Annunciato l'acquisto di una percentuale dei più grandi siti alternativi a Youtube del mercato cinese da parte di Alibaba, mostro dello shopping casalingo
Dopo aver già collezionato delle compartecipazioni solide nella Huayi Brothers cinese (un mostro produttivo e distributivo con numeri da capogiro) e nella hongkongese Media Asia, il gigante Alibaba e la consociata Yunfeng Capital hanno annunciato l'acquisto di poco meno del 20% dei due siti leader del video online cinese: si tratta di Youku e Tudou, le vere alternative al Youtube censurato dal Governo. Per i più, Alibaba rimane conosciuta per l'enorme flusso di commercio online di importazione cinese: l'azienda gestisce infatti taobao.com, un sito dove l'introvabile diventa trovabile, dove ogni problema individua una sua soluzione produttiva, e nel 2012 ha superato il giro monetario collezionato da eBay e Amazon insieme.
Pare che l'interesse, a detta dei due CEO, Jack Ma per la compagnia di mercato online e Victor Koo di Youku-Tudou, sia quello di rendere interscambiabile l'offerta online-offline. Decisamente, l'iniezione di capitale porterà ad una evoluzione e diversificazione della proposta dei siti di video online, che già gestiscono il grosso del flusso di immagini in movimento cinese, che complessivamente ammonta a circa il 41% del totale. Niente male. Ad essi si affiancano iQiyi e Sohu, al centro in questi giorni di altrettante curiose notizie, per via della campagna di censura operata in direzione delle serie televisive americane "The Big Bang Theory", "The Good Wife", "NCIS" e "The Practice".
Ma il colosso Alibaba non si ferma a questo, poiché è stato annunciata l'intenzione di acquistare Chinavision (produzione di Hong Kong), di unirsi finanziariamente a Wasu Media (televisione on demand online) e di lanciare, nel tempo libero, un sito di crowd-funding.
Tuttavia, lo scacco di Alibaba è solo uno dei numerosi passi da gigante che tutto lo showbiz mondiale sta muovendo verso il pubblico dagli occhi a mandorla, che è a tutti gli effetti il secondo pubblico nella classifica mondiale dopo gli USA.

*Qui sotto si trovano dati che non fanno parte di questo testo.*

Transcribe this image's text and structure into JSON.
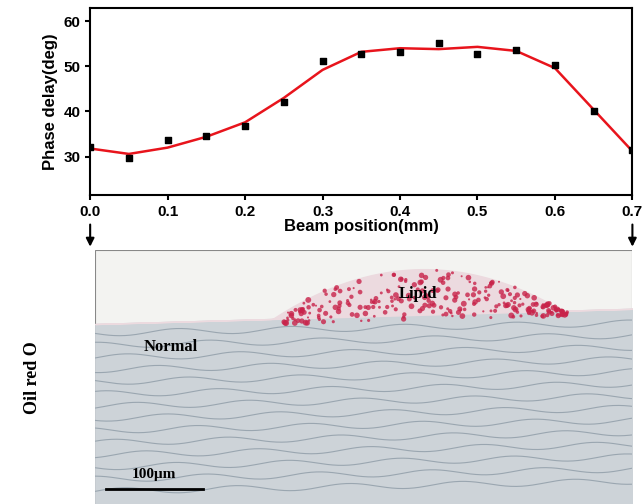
{
  "chart_data": {
    "type": "line",
    "x_label": "Beam position(mm)",
    "y_label": "Phase delay(deg)",
    "x": [
      0.0,
      0.05,
      0.1,
      0.15,
      0.2,
      0.25,
      0.3,
      0.35,
      0.4,
      0.45,
      0.5,
      0.55,
      0.6,
      0.65,
      0.7
    ],
    "series": [
      {
        "type": "scatter",
        "color": "#000000",
        "marker": "square",
        "values": [
          32.2,
          29.6,
          33.6,
          34.5,
          36.8,
          42.2,
          51.2,
          52.8,
          53.2,
          55.2,
          52.8,
          53.6,
          50.2,
          40.2,
          31.5
        ]
      },
      {
        "type": "line",
        "color": "#e8141c",
        "line_style": "solid",
        "values": [
          31.8,
          30.6,
          32.0,
          34.4,
          37.6,
          43.0,
          49.2,
          53.2,
          54.0,
          53.8,
          54.3,
          53.4,
          49.6,
          40.4,
          31.2
        ]
      }
    ],
    "xlim": [
      0.0,
      0.7
    ],
    "xticks": [
      0.0,
      0.1,
      0.2,
      0.3,
      0.4,
      0.5,
      0.6,
      0.7
    ],
    "ylim": [
      21.5,
      63
    ],
    "yticks": [
      30,
      40,
      50,
      60
    ],
    "grid": false
  },
  "image_panel": {
    "stain": "Oil red O",
    "labels": [
      "Lipid",
      "Normal"
    ],
    "scale_bar": "100μm"
  }
}
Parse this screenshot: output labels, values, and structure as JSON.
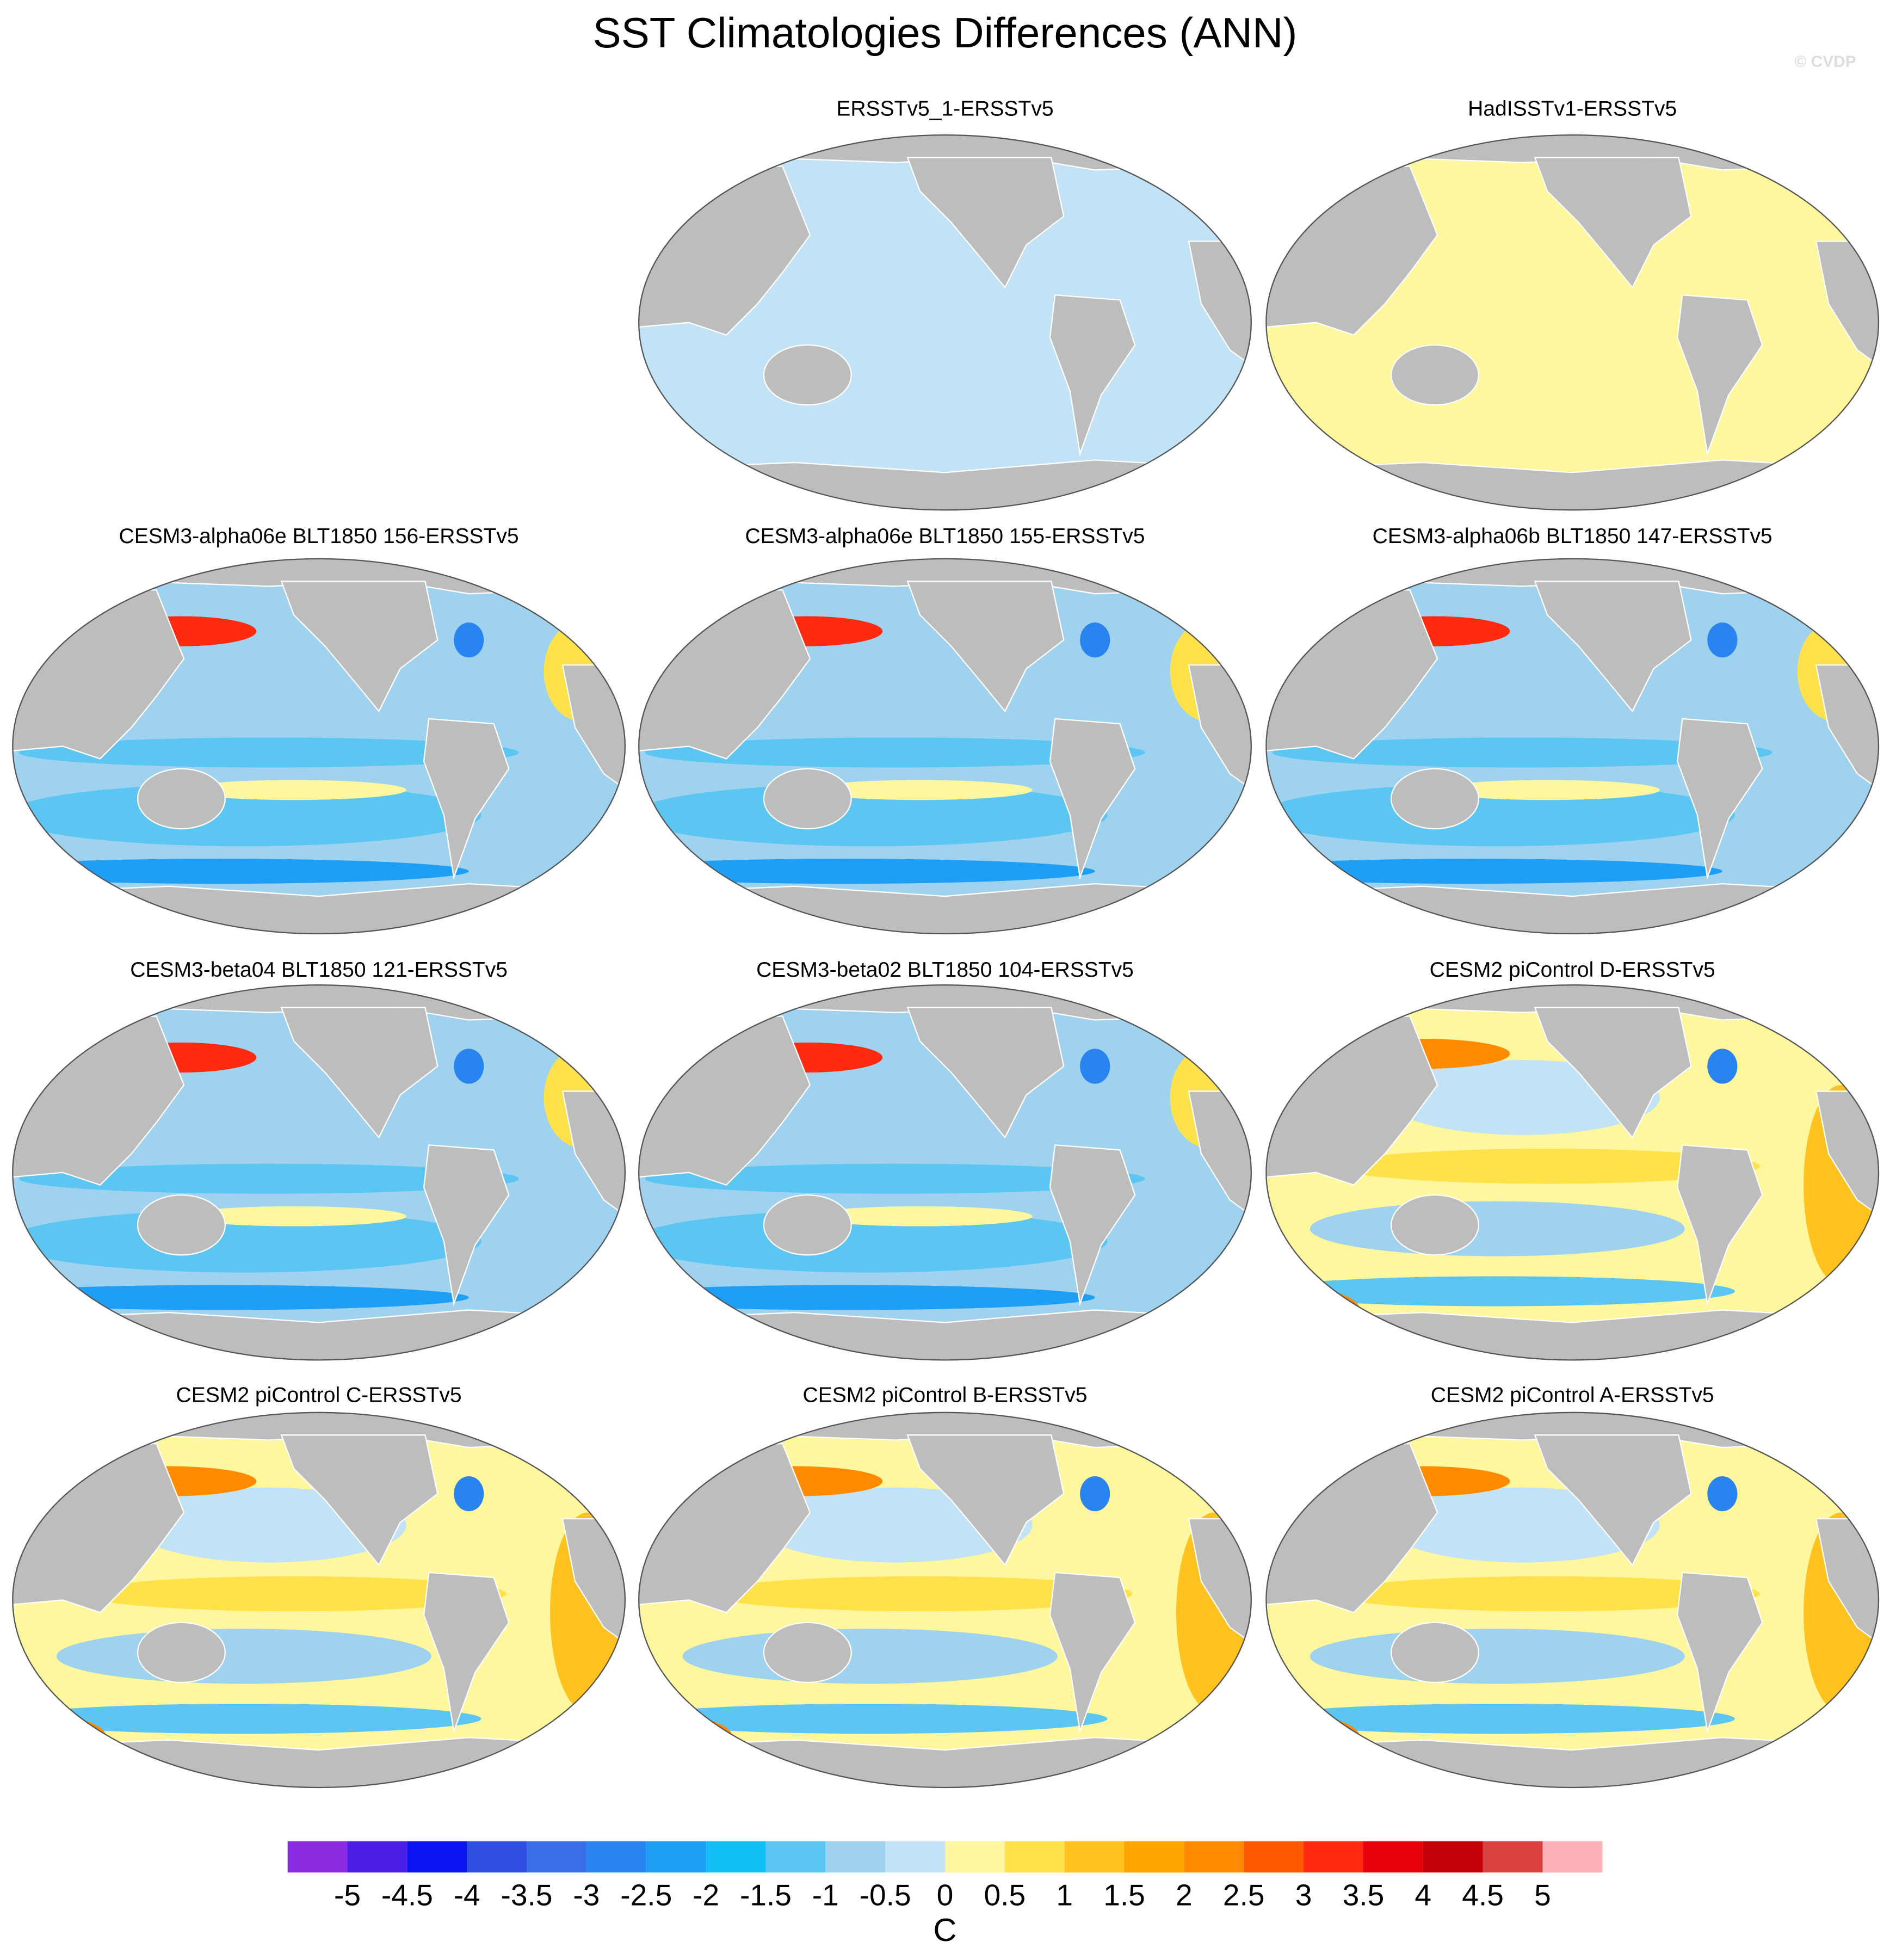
{
  "title": "SST Climatologies Differences (ANN)",
  "watermark": "© CVDP",
  "panels": [
    {
      "title": "ERSSTv5_1-ERSSTv5"
    },
    {
      "title": "HadISSTv1-ERSSTv5"
    },
    {
      "title": "CESM3-alpha06e BLT1850 156-ERSSTv5"
    },
    {
      "title": "CESM3-alpha06e BLT1850 155-ERSSTv5"
    },
    {
      "title": "CESM3-alpha06b BLT1850 147-ERSSTv5"
    },
    {
      "title": "CESM3-beta04 BLT1850 121-ERSSTv5"
    },
    {
      "title": "CESM3-beta02 BLT1850 104-ERSSTv5"
    },
    {
      "title": "CESM2 piControl D-ERSSTv5"
    },
    {
      "title": "CESM2 piControl C-ERSSTv5"
    },
    {
      "title": "CESM2 piControl B-ERSSTv5"
    },
    {
      "title": "CESM2 piControl A-ERSSTv5"
    }
  ],
  "colorbar": {
    "label": "C",
    "ticks": [
      -5,
      -4.5,
      -4,
      -3.5,
      -3,
      -2.5,
      -2,
      -1.5,
      -1,
      -0.5,
      0,
      0.5,
      1,
      1.5,
      2,
      2.5,
      3,
      3.5,
      4,
      4.5,
      5
    ],
    "colors": [
      "#8a2be2",
      "#4b1ee8",
      "#0a14f0",
      "#2f4fe0",
      "#3a6ee8",
      "#2a84f0",
      "#1e9ef5",
      "#10bdf5",
      "#5cc6f2",
      "#9ed2ef",
      "#c2e2f5",
      "#fff79e",
      "#ffe14a",
      "#ffc21e",
      "#ffa500",
      "#ff8a00",
      "#ff5a00",
      "#ff2a10",
      "#e8000c",
      "#c40008",
      "#d94040",
      "#ffb0b8"
    ]
  }
}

È di pochi giorni fa, infatti, la notizia che anche gli inglesi, dopo aver perso in prontezza sui francesi (gli italiani non partecipano neppure alla competizione... ), hanno stretto una serie di accordi coproduttivi eccezionali con il partner cinese. Ciò che è stato firmato prevede che le co-produzioni sino-british si avvantaggino di agevolazioni in terra europea, tramite l'accesso al tax rebat e al BFI Film Fund, mentre siano libere di percorrere scorciatoie ufficiali nell'iter distributivo. In altre parole, i film in co-produzione non verranno soggetti ai limiti imposti dalla quota di film stranieri ammessi nelle sale cinesi e distribuiti dall'unica fiduciaria del Governo, China Film Group, solo da poco in compagnia di China National Culture & Art Corporation (Cncac); ma aderiranno ad un protocollo dedicato. Sebbene infatti la quota sia stata ufficialmente estesa (qui la notizia), si tratta ancora di una manciata di pellicole di cui la più parte di ben prevedibile natura blockbuster.
È evidente che stiamo assistendo ad una caccia aperta all'accordo più succulento, da entrambe le parti. Se infatti le produzioni e distribuzioni europee e americane sono in cerca di accessi distributivi di qualunque natura - non dimentichiamo che il pubblico cinese in tutto il suo afflusso di canali, dal DVD al cinema fino all'on-demand, è stato valutato attorno 2.7 miliardi di dollari, in crescita prevista fino ai 5.5 miliardi nel 2017 -, la Cina si sta preparando a piazzare sempre più stabilmente i propri prodotti nei mercati esteri: l'investimento di Alibaba è solo un esempio dell'abbattimento dei confini tra consumo (commerciale) e fruizione (cinematografica).
La fine del product placement e la legalizzazione dell'arte commerciale?